In the tropics of northern Australia the mango cultivar Kensington Pride exhibits erratic flowering and fruiting and low productivity. Two treatments to manipulate flowering were applied. The first, mango flowering treatment (MFT), involved cutting a cincture through the bark around the circumference of the tree trunk and tying into the cincture a length of twine soaked in a solution of morphactin, CF125. The second involved applying paclobutrazol (PBZ) as a soil drench around the trunk of the tree. Phenology, leaf gas exchange, and fruit yield were assessed over 2 seasons in 3 separate groups of trees in commercial orchards near Darwin.

Both MFT and PBZ supported earlier and/or more intense flowering in the season of application than did control trees. The PBZ was re-applied annually and the beneficial effect on flowering occurred in successive years.
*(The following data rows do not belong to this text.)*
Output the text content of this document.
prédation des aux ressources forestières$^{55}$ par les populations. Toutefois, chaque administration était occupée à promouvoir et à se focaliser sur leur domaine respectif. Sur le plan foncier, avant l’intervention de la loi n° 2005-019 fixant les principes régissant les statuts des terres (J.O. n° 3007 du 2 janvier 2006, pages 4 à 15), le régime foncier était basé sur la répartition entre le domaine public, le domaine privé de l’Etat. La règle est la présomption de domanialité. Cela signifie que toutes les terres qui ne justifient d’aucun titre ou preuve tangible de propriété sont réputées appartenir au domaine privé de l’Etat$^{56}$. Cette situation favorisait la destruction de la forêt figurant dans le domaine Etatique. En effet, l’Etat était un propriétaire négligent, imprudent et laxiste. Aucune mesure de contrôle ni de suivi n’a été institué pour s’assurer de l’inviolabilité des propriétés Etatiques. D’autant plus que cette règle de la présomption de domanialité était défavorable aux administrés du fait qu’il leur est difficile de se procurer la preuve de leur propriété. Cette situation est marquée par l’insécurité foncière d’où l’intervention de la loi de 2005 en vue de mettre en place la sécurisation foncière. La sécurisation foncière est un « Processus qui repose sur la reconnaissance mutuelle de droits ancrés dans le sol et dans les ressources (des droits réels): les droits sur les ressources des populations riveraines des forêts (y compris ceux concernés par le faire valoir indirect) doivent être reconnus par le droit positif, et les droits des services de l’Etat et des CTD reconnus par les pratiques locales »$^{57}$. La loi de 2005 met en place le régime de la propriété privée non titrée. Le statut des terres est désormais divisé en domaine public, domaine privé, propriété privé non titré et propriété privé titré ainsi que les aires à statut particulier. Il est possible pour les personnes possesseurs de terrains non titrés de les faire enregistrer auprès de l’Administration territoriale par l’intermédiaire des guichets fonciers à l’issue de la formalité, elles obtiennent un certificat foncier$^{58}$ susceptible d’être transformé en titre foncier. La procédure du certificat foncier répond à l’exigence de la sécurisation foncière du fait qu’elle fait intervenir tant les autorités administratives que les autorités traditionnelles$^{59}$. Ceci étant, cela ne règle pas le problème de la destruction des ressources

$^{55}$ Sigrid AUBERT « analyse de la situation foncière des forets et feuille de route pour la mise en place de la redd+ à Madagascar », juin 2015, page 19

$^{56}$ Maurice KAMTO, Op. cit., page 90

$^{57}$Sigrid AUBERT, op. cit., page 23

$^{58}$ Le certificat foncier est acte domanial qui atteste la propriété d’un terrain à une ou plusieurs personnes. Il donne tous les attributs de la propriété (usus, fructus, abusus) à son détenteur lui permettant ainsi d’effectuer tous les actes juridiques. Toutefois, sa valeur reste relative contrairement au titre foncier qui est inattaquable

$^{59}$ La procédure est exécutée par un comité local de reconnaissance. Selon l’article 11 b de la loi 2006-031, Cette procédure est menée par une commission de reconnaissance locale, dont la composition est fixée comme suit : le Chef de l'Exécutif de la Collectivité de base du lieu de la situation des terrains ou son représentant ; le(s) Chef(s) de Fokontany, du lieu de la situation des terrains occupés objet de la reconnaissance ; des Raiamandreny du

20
The MFT was applied once only at the start of the experiment and the effect of MFT was not evident in the second season.

The effect of MFT on gas exchange was characterised by a severe reduction in net carbon assimilation (A_max), stomatal conductance (g_s), and transpiration (E) for up to 4 months following treatment. Trees receiving PBZ generally had higher rates of leaf gas exchange than MFT trees but similar to control trees. During the dry season, leaves of MFT, control, and PBZ trees had similar rates of A_max. In the year of application, chlorophyll content of MFT trees was lower than that of the other treatments, but in the second year it was very similar to control trees. PBZ trees had the highest chlorophyll content during the study. Commercial fruit yield of PBZ-treated trees was 2–3 times higher than that of control or MFT trees. Independent of the flowering treatments, A_max followed a seasonal trend with an average rate of 9.05 μmol/m².s (min. 4.42, max. 13.2) during the wet season (January–April), and 4.2 μmol/m².s (min. 1.11, max. 8.7) during the dry season (May–October). Regression analysis demonstrated that 82% of the variation in g_s and 76% of the variation in A_max could be explained by the effect of vapour pressure deficit of the leaf (VPDL) in field-grown mango trees.